2 February 2022

Birds flock to Murray River floodplain wetlands across northern Victoria

Birds are flocking to Murray River floodplain wetlands across northern Victoria following recent deliveries of environmental water. Hattah Lakes, Gunbower Forest and Lake Wallawalla are just some of the wetlands benefitting from environmental water ‘top ups’ , helping them spring back to life.

“Bird surveys conducted around flooded wetlands at Burra Creek and Vinifera by VMFRP contractor, Gary Cheers detected up to 22 grey-crowned babblers in spring 2021. Babblers (so-named because of their near-constant chattering ‘chuk’ calls to flock mates) are listed as endangered in Victoria. They are one of the Victorian Temperate Woodland Bird Community listed under the Flora and Fauna Guarantee Act 1988, as its range has contracted massively from the south of the state. The Murray River floodplains are important habitat for this once widespread Victorian bird. (Eco-sights Spring 2021 Monitoring report)

“When we see native species feeding and breeding in our wetlands, that’s a good indication that the wetlands are healthy,” said Gillis Horner, Ecologist for the Victorian Murray Floodplain Restoration Project (VMFRP). “Wetlands and floodplains are now recognised as a priority ecosystem – they can make a big contribution to the fight against climate change and loss of biodiversity.”

According to a recent report by the Ramsar Convention on Wetlands, wetlands offer unmatched opportunities for reducing emissions, adapting to climate impacts and reversing biodiversity loss, outweighing all other terrestrial ecosystems. Despite their potential, wetlands remain the world’s most threatened ecosystem. With 35% of global wetland area lost since 1970, they are disappearing three times faster than forests, leaving more than a quarter of wetland species threatened with extinction.

Wetlands are being celebrated for their vital contribution to human health as part of World Wetlands Day on 2 February 2022. It marks the anniversary of the signing of the Convention on Wetlands of International Importance (Ramsar Convention) in Ramsar, Iran, on 2 February 1971.

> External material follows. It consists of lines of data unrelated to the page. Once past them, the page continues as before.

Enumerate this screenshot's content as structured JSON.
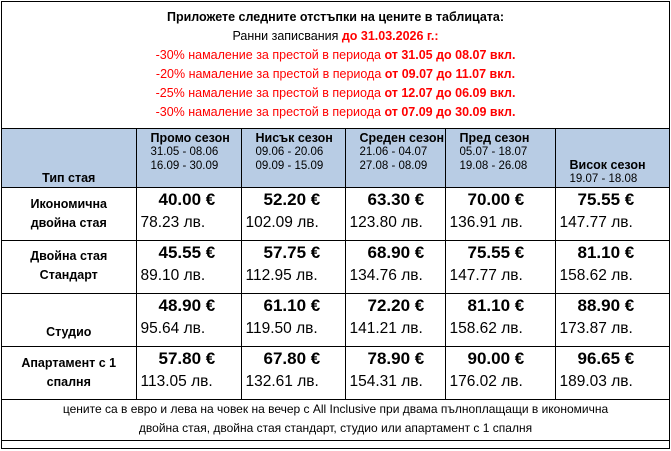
{
  "notice": {
    "title": "Приложете следните отстъпки на цените в таблицата:",
    "early_booking_label": "Ранни записвания ",
    "early_booking_deadline": "до 31.03.2026 г.:",
    "discounts": [
      {
        "pct": "-30%",
        "text": " намаление за престой в периода ",
        "period": "от 31.05 до 08.07 вкл."
      },
      {
        "pct": "-20%",
        "text": " намаление за престой в периода ",
        "period": "от 09.07 до 11.07 вкл."
      },
      {
        "pct": "-25%",
        "text": " намаление за престой в периода ",
        "period": "от 12.07 до 06.09 вкл."
      },
      {
        "pct": "-30%",
        "text": " намаление за престой в периода ",
        "period": "от 07.09 до 30.09 вкл."
      }
    ]
  },
  "colors": {
    "header_bg": "#b8cce4",
    "discount_red": "#ff0000"
  },
  "table": {
    "room_type_header": "Тип стая",
    "seasons": [
      {
        "name": "Промо сезон",
        "range1": "31.05 - 08.06",
        "range2": "16.09 - 30.09"
      },
      {
        "name": "Нисък сезон",
        "range1": "09.06 - 20.06",
        "range2": "09.09 - 15.09"
      },
      {
        "name": "Среден сезон",
        "range1": "21.06 - 04.07",
        "range2": "27.08 - 08.09"
      },
      {
        "name": "Пред сезон",
        "range1": "05.07 - 18.07",
        "range2": "19.08 - 26.08"
      },
      {
        "name": "Висок сезон",
        "range1": "19.07 - 18.08"
      }
    ],
    "rows": [
      {
        "room_line1": "Икономична",
        "room_line2": "двойна стая",
        "prices": [
          {
            "eur": "40.00 €",
            "bgn": "78.23 лв."
          },
          {
            "eur": "52.20 €",
            "bgn": "102.09 лв."
          },
          {
            "eur": "63.30 €",
            "bgn": "123.80 лв."
          },
          {
            "eur": "70.00 €",
            "bgn": "136.91 лв."
          },
          {
            "eur": "75.55 €",
            "bgn": "147.77 лв."
          }
        ]
      },
      {
        "room_line1": "Двойна стая",
        "room_line2": "Стандарт",
        "prices": [
          {
            "eur": "45.55 €",
            "bgn": "89.10 лв."
          },
          {
            "eur": "57.75 €",
            "bgn": "112.95 лв."
          },
          {
            "eur": "68.90 €",
            "bgn": "134.76 лв."
          },
          {
            "eur": "75.55 €",
            "bgn": "147.77 лв."
          },
          {
            "eur": "81.10 €",
            "bgn": "158.62 лв."
          }
        ]
      },
      {
        "room_line1": "Студио",
        "room_line2": "",
        "prices": [
          {
            "eur": "48.90 €",
            "bgn": "95.64 лв."
          },
          {
            "eur": "61.10 €",
            "bgn": "119.50 лв."
          },
          {
            "eur": "72.20 €",
            "bgn": "141.21 лв."
          },
          {
            "eur": "81.10 €",
            "bgn": "158.62 лв."
          },
          {
            "eur": "88.90 €",
            "bgn": "173.87 лв."
          }
        ]
      },
      {
        "room_line1": "Апартамент с 1",
        "room_line2": "спалня",
        "prices": [
          {
            "eur": "57.80 €",
            "bgn": "113.05 лв."
          },
          {
            "eur": "67.80 €",
            "bgn": "132.61 лв."
          },
          {
            "eur": "78.90 €",
            "bgn": "154.31 лв."
          },
          {
            "eur": "90.00 €",
            "bgn": "176.02 лв."
          },
          {
            "eur": "96.65 €",
            "bgn": "189.03 лв."
          }
        ]
      }
    ],
    "footer_line1": "цените са в евро и лева на човек на вечер с All Inclusive при двама пълноплащащи в икономична",
    "footer_line2": "двойна стая, двойна стая стандарт, студио или апартамент с 1 спалня"
  }
}
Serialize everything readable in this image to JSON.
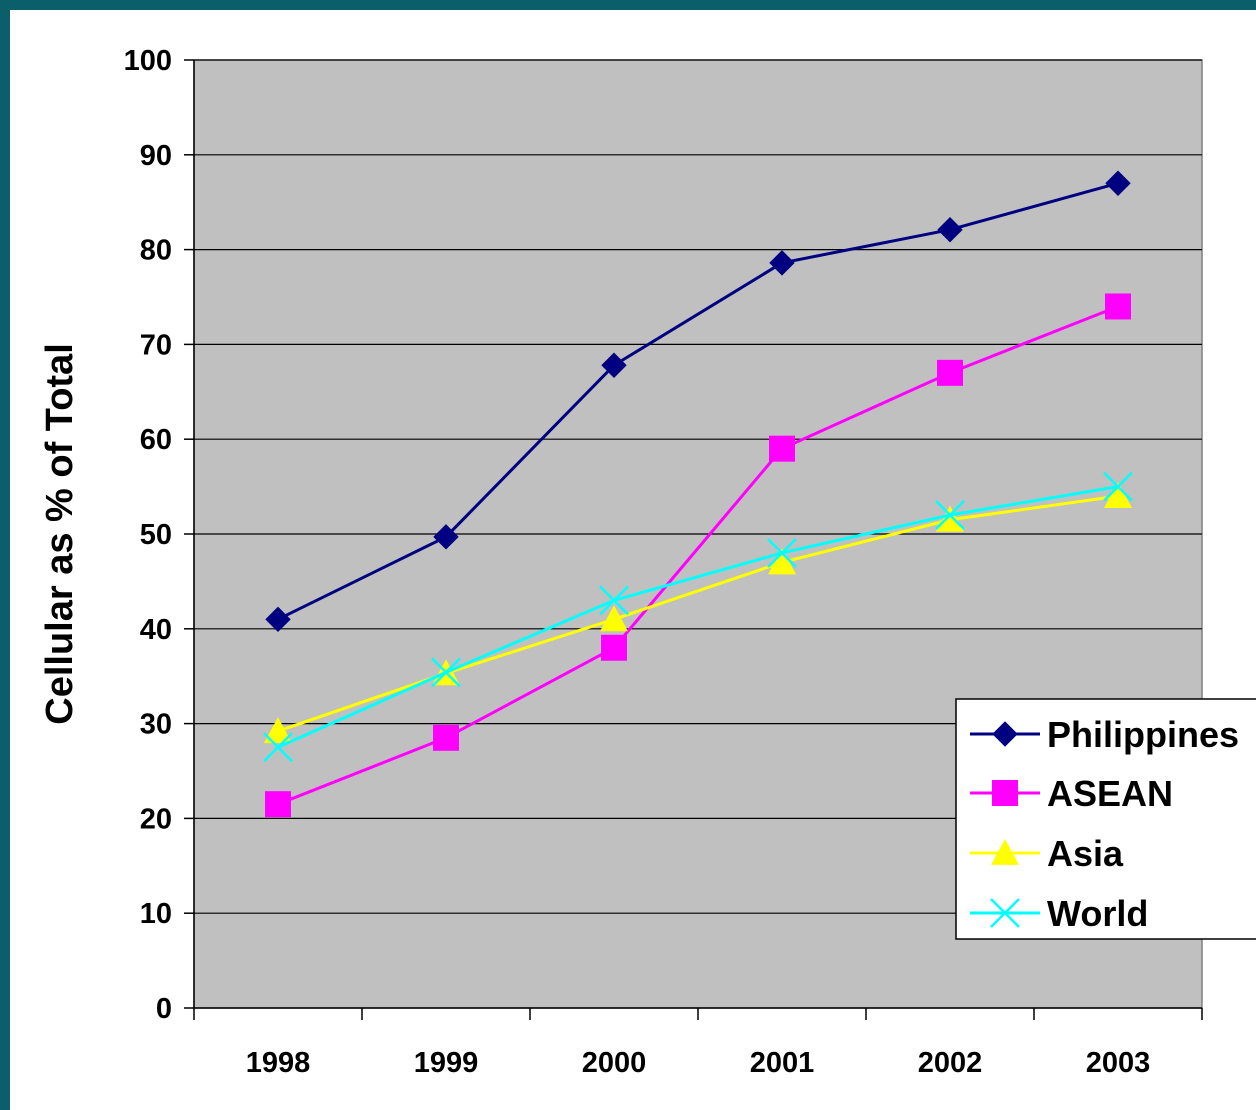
{
  "chart_data": {
    "type": "line",
    "title": "",
    "xlabel": "",
    "ylabel": "Cellular as % of Total",
    "ylim": [
      0,
      100
    ],
    "yticks": [
      "0",
      "10",
      "20",
      "30",
      "40",
      "50",
      "60",
      "70",
      "80",
      "90",
      "100"
    ],
    "categories": [
      "1998",
      "1999",
      "2000",
      "2001",
      "2002",
      "2003"
    ],
    "grid": "horizontal",
    "legend_position": "right",
    "plot_background": "#c0c0c0",
    "series": [
      {
        "name": "Philippines",
        "values": [
          41,
          49.7,
          67.8,
          78.6,
          82.1,
          87
        ],
        "color": "#000080",
        "marker": "diamond"
      },
      {
        "name": "ASEAN",
        "values": [
          21.5,
          28.5,
          38,
          59,
          67,
          74
        ],
        "color": "#ff00ff",
        "marker": "square"
      },
      {
        "name": "Asia",
        "values": [
          29.2,
          35.3,
          41,
          47,
          51.5,
          54
        ],
        "color": "#ffff00",
        "marker": "triangle"
      },
      {
        "name": "World",
        "values": [
          27.5,
          35.4,
          43,
          48,
          52,
          55
        ],
        "color": "#00ffff",
        "marker": "x"
      }
    ]
  }
}
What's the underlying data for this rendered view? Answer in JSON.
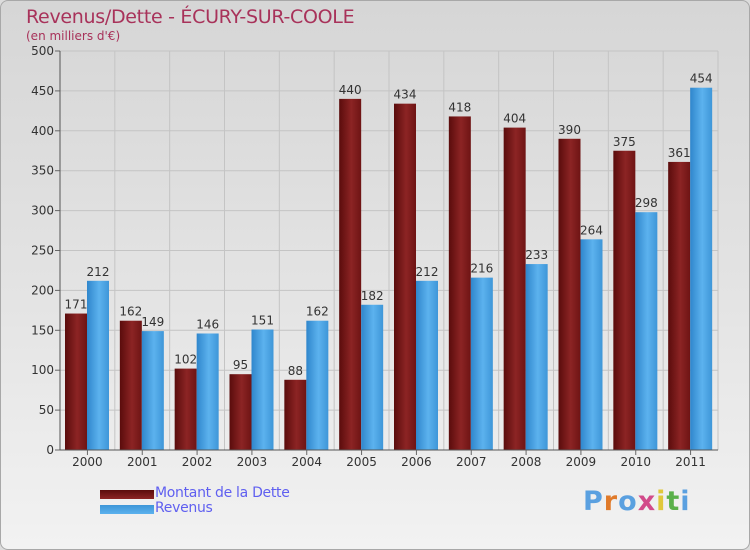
{
  "chart_data": {
    "type": "bar",
    "title": "Revenus/Dette - ÉCURY-SUR-COOLE",
    "subtitle": "(en milliers d'€)",
    "categories": [
      "2000",
      "2001",
      "2002",
      "2003",
      "2004",
      "2005",
      "2006",
      "2007",
      "2008",
      "2009",
      "2010",
      "2011"
    ],
    "series": [
      {
        "name": "Montant de la Dette",
        "color": "#7a1a1a",
        "values": [
          171,
          162,
          102,
          95,
          88,
          440,
          434,
          418,
          404,
          390,
          375,
          361
        ]
      },
      {
        "name": "Revenus",
        "color": "#4aa3e4",
        "values": [
          212,
          149,
          146,
          151,
          162,
          182,
          212,
          216,
          233,
          264,
          298,
          454
        ]
      }
    ],
    "ylim": [
      0,
      500
    ],
    "yticks": [
      0,
      50,
      100,
      150,
      200,
      250,
      300,
      350,
      400,
      450,
      500
    ],
    "grid": true,
    "legend": "bottom-left"
  },
  "branding": {
    "logo_letters": [
      "P",
      "r",
      "o",
      "x",
      "i",
      "t",
      "i"
    ],
    "logo_colors": [
      "#5aa0e0",
      "#e07a2a",
      "#5aa0e0",
      "#d24a8a",
      "#e0c83a",
      "#5ab04a",
      "#5aa0e0"
    ]
  }
}
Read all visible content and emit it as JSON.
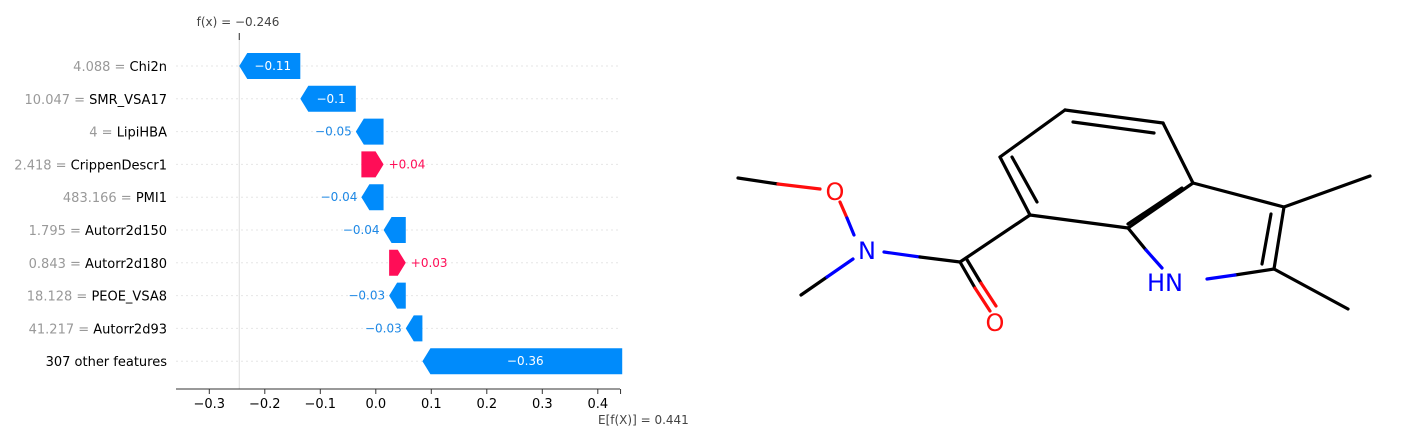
{
  "chart_data": {
    "type": "waterfall",
    "fx_label": "f(x) = −0.246",
    "fx_value": -0.246,
    "expected_label": "E[f(X)] = 0.441",
    "expected_value": 0.441,
    "xlim": [
      -0.36,
      0.44
    ],
    "xticks": [
      -0.3,
      -0.2,
      -0.1,
      0.0,
      0.1,
      0.2,
      0.3,
      0.4
    ],
    "xtick_labels": [
      "−0.3",
      "−0.2",
      "−0.1",
      "0.0",
      "0.1",
      "0.2",
      "0.3",
      "0.4"
    ],
    "colors": {
      "positive": "#ff0d57",
      "negative": "#008bfb",
      "positive_text": "#ff0d57",
      "negative_text": "#1e88e5"
    },
    "features": [
      {
        "value": "4.088",
        "name": "Chi2n",
        "shap": -0.11,
        "label": "−0.11"
      },
      {
        "value": "10.047",
        "name": "SMR_VSA17",
        "shap": -0.1,
        "label": "−0.1"
      },
      {
        "value": "4",
        "name": "LipiHBA",
        "shap": -0.05,
        "label": "−0.05"
      },
      {
        "value": "2.418",
        "name": "CrippenDescr1",
        "shap": 0.04,
        "label": "+0.04"
      },
      {
        "value": "483.166",
        "name": "PMI1",
        "shap": -0.04,
        "label": "−0.04"
      },
      {
        "value": "1.795",
        "name": "Autorr2d150",
        "shap": -0.04,
        "label": "−0.04"
      },
      {
        "value": "0.843",
        "name": "Autorr2d180",
        "shap": 0.03,
        "label": "+0.03"
      },
      {
        "value": "18.128",
        "name": "PEOE_VSA8",
        "shap": -0.03,
        "label": "−0.03"
      },
      {
        "value": "41.217",
        "name": "Autorr2d93",
        "shap": -0.03,
        "label": "−0.03"
      },
      {
        "value": "",
        "name": "307 other features",
        "shap": -0.36,
        "label": "−0.36"
      }
    ]
  },
  "molecule": {
    "atoms": {
      "o_ether": "O",
      "n_amide": "N",
      "o_carbonyl": "O",
      "nh": "HN"
    },
    "colors": {
      "bond": "#000000",
      "oxygen": "#ff0d0d",
      "nitrogen": "#0000ff"
    }
  }
}
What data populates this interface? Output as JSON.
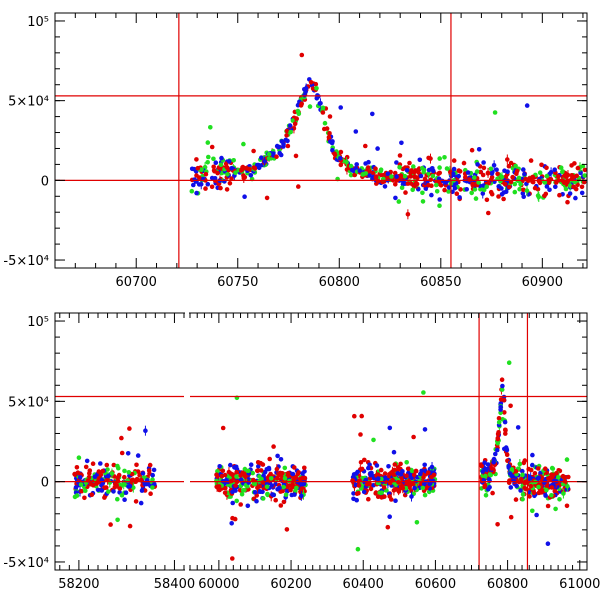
{
  "chart_data": [
    {
      "panel": "top",
      "type": "scatter",
      "title": "",
      "xlabel": "",
      "ylabel": "",
      "xlim": [
        60660,
        60922
      ],
      "ylim": [
        -55000,
        105000
      ],
      "x_ticks": [
        60700,
        60750,
        60800,
        60850,
        60900
      ],
      "x_tick_labels": [
        "60700",
        "60750",
        "60800",
        "60850",
        "60900"
      ],
      "y_ticks": [
        -50000,
        0,
        50000,
        100000
      ],
      "y_tick_labels": [
        "-5×10⁴",
        "0",
        "5×10⁴",
        "10⁵"
      ],
      "x_minor_step": 10,
      "y_minor_step": 10000,
      "vertical_lines": [
        60721,
        60855
      ],
      "horizontal_lines": [
        0,
        53000
      ],
      "colors": {
        "blue": "#1010e8",
        "green": "#20e020",
        "red": "#e00000",
        "lines": "#e00000",
        "frame": "#000000"
      },
      "series": [
        {
          "name": "blue",
          "color": "#1010e8",
          "segments": [
            {
              "start": 60727,
              "end": 60921,
              "count": 260
            }
          ]
        },
        {
          "name": "green",
          "color": "#20e020",
          "segments": [
            {
              "start": 60727,
              "end": 60921,
              "count": 220
            }
          ]
        },
        {
          "name": "red",
          "color": "#e00000",
          "segments": [
            {
              "start": 60727,
              "end": 60921,
              "count": 360
            }
          ]
        }
      ],
      "peak": {
        "x": 60787,
        "y": 60000,
        "width_rise": 15,
        "width_fall": 9
      }
    },
    {
      "panel": "bottom",
      "type": "scatter",
      "title": "",
      "xlabel": "",
      "ylabel": "",
      "ylim": [
        -55000,
        105000
      ],
      "broken_axis": [
        {
          "xlim": [
            58150,
            58420
          ],
          "ticks": [
            58200,
            58400
          ],
          "tick_labels": [
            "58200",
            "58400"
          ]
        },
        {
          "xlim": [
            59920,
            61020
          ],
          "ticks": [
            60000,
            60200,
            60400,
            60600,
            60800,
            61000
          ],
          "tick_labels": [
            "60000",
            "60200",
            "60400",
            "60600",
            "60800",
            "61000"
          ]
        }
      ],
      "y_ticks": [
        -50000,
        0,
        50000,
        100000
      ],
      "y_tick_labels": [
        "-5×10⁴",
        "0",
        "5×10⁴",
        "10⁵"
      ],
      "y_minor_step": 10000,
      "vertical_lines": [
        60721,
        60855
      ],
      "horizontal_lines": [
        0,
        53000
      ],
      "series": [
        {
          "name": "blue",
          "color": "#1010e8",
          "segments": [
            {
              "start": 58190,
              "end": 58360,
              "count": 70
            },
            {
              "start": 59990,
              "end": 60240,
              "count": 110
            },
            {
              "start": 60370,
              "end": 60600,
              "count": 110
            },
            {
              "start": 60727,
              "end": 60970,
              "count": 120
            }
          ]
        },
        {
          "name": "green",
          "color": "#20e020",
          "segments": [
            {
              "start": 58190,
              "end": 58360,
              "count": 55
            },
            {
              "start": 59990,
              "end": 60240,
              "count": 80
            },
            {
              "start": 60370,
              "end": 60600,
              "count": 80
            },
            {
              "start": 60727,
              "end": 60970,
              "count": 90
            }
          ]
        },
        {
          "name": "red",
          "color": "#e00000",
          "segments": [
            {
              "start": 58190,
              "end": 58360,
              "count": 90
            },
            {
              "start": 59990,
              "end": 60240,
              "count": 150
            },
            {
              "start": 60370,
              "end": 60600,
              "count": 150
            },
            {
              "start": 60727,
              "end": 60970,
              "count": 170
            }
          ]
        }
      ],
      "peak": {
        "x": 60787,
        "y": 60000,
        "width_rise": 15,
        "width_fall": 9
      }
    }
  ]
}
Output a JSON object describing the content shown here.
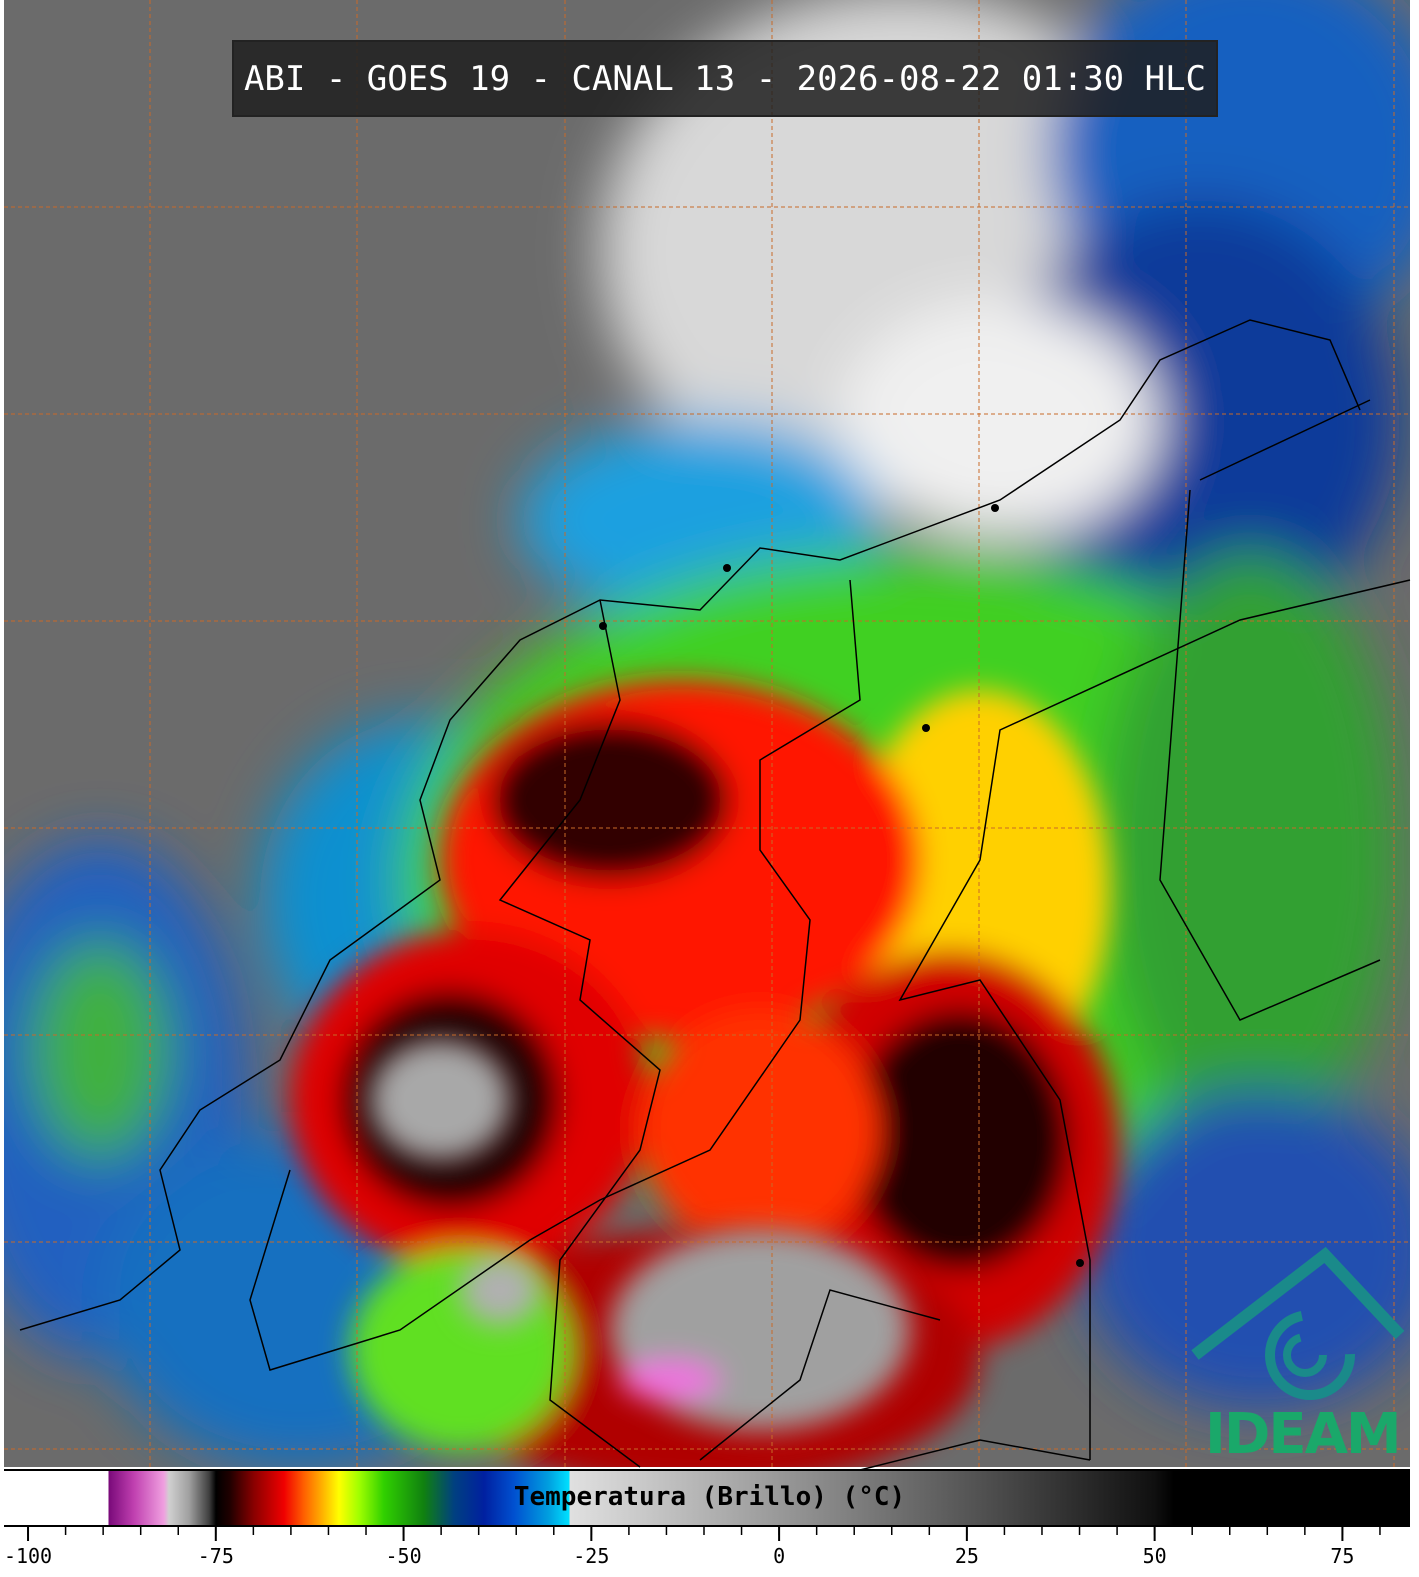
{
  "title": "ABI - GOES 19 - CANAL 13 - 2026-08-22 01:30 HLC",
  "logo": "IDEAM",
  "colorbar": {
    "label": "Temperatura (Brillo) (°C)",
    "xlim": [
      -103.2,
      84
    ],
    "xticks": [
      -100,
      -75,
      -50,
      -25,
      0,
      25,
      50,
      75
    ]
  }
}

Murray River floodplains are home to several wetlands recognised as important, both nationally and internationally. Unfortunately, as we’ve changed the way the river flows over time, we’ve reduced the overbank flows needed to keep these wetlands healthy.

“The Murray River and its floodplains depend on intermittent flooding, a wetting-drying cycle, to stay healthy,” explained Gillis. “River regulation has caused blockages to flow and reduced the frequency, duration and extent of flood events. It also causes increasingly long dry periods between floods, making it harder for floodplains to bounce back.”

“That’s why we’ve identified nine ecologically significant floodplains in the North Central and Mallee regions for restoration. The infrastructure we plan to build at these sites will remove blockages to natural flows and allow us to hold water on the floodplain for as long as needed to support the environment, before returning it to the river.”

“The VMFRP will benefit popular nature hotspots like Hattah Lakes and Gunbower Forest, while ensuring irrigation water stays in the community,”

Planning for these floodplain restoration projects has been a long term process, documenting the values of these cultural and ecologically significant landscapes and identifying how best to deliver water to ensure they thrive. This next phase is going through an Environmental Effects Statement statutory planning process, where technical work in consultation with the community will outline the need for the project and minimise any environmental impacts during construction.

“These projects will substantially improve the health of our floodplain ecosystem, protecting these valuable landscapes for generations to come,” said Gillis.